La Procureure de la République près le tribunal de grande instance d’Évry, a pris une décision de saisie
pénale immobilière à l’encontre d’un marchand de sommeil essonnien.

La Procureure de la République près le tribunal de grande instance d’Évry, a pris une décision de saisie pénale immobilière à l’encontre d’un marchand de sommeil essonnien.
Cet individu louait sept logements à Maisse, dans le sud du département, dans des conditions contraires à la dignité humaine, à des locataires socialement fragiles, dont deux familles avec de jeunes enfants.
Situés au sein d’un pavillon découpé en plusieurs appartements, ces logements avaient fait l’objet de plusieurs arrêtés d’insalubrité et d’un arrêté de péril. Malgré cela, ce propriétaire continuait, en toute illégalité, de percevoir les loyers de ses locataires.

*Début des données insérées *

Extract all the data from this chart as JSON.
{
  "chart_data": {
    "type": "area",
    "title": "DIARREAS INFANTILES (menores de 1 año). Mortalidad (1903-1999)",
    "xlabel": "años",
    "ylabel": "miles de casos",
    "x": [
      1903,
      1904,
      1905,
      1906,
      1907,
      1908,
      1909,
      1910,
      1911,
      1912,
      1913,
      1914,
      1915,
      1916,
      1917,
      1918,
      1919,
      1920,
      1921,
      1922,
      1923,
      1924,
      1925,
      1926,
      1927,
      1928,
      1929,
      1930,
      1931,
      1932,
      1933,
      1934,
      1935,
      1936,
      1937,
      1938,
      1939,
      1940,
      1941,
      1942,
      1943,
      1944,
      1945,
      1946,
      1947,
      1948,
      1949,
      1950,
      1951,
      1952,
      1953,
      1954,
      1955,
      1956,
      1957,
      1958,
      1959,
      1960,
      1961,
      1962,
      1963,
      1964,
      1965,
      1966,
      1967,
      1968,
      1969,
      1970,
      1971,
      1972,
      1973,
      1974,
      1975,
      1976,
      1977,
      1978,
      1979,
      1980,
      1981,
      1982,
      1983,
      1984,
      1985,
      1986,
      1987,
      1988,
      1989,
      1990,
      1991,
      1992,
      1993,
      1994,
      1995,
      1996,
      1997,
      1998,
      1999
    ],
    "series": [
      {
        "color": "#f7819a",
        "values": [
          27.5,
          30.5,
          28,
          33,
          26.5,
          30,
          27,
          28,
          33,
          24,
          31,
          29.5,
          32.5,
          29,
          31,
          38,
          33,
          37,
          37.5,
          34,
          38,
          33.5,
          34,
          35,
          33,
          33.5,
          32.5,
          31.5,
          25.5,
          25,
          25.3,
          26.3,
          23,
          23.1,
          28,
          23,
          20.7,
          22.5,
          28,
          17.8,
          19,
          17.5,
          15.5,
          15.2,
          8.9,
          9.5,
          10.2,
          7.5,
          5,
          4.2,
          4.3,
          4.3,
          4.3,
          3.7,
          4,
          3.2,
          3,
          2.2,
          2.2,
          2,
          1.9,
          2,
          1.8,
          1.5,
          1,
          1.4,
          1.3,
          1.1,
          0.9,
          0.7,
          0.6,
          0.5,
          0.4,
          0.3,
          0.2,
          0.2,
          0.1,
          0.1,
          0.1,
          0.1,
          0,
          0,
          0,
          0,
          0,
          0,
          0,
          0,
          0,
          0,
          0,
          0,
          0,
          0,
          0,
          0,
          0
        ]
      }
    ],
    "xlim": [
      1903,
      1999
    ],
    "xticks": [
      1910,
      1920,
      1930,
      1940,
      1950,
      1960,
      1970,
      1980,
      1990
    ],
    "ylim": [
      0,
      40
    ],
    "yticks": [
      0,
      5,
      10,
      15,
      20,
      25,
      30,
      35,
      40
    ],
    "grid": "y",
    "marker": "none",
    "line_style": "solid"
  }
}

Illustration phototèque DRIHL

Devant son refus répété de réaliser les travaux de remise en état, le Préfet de l’Essonne a dû procéder à l’éloignement des occupants et prendre en charge leur hébergement.
Encore peu souvent utilisée, la procédure de saisie immobilière à l’encontre d’un marchand de sommeil est mise en oeuvre pour la première fois en Essonne.
Dans le cas d’espèce, tous les logements du marchand de sommeil ont été saisis.
Ce dernier a interjeté appel de la décision de saisie pénale immobilière.
Convoqué à la gendarmerie de Milly-la-Forêt puis déféré au parquet, l’individu a été placé sous contrôle judiciaire, avec obligation de verser un cautionnement de 5.000 euros et interdiction d’entrer en contact avec ses ex-locataires. Il est renvoyé devant le Tribunal correctionnel, à la date du 2 août 2012, des chefs d’hébergement de personnes vulnérables ou en état de dépendance dans des conditions contraires à la dignité humaine et mise en danger de la vie d’autrui. Il encourt pour ces faits une peine de dix ans
d’emprisonnement.
Cette décision qui revêt un caractère dissuasif vis-à-vis des bailleurs indélicats, est l’aboutissement de l’action conjointe du Parquet, des services de l’État, du Conseil Général, de l’Agence Régionale de Santé et de la commune, dans le cadre du pôle départemental de lutte contre l’habitat indigne qui a démontré là tout son intérêt de coordination opérationnelle.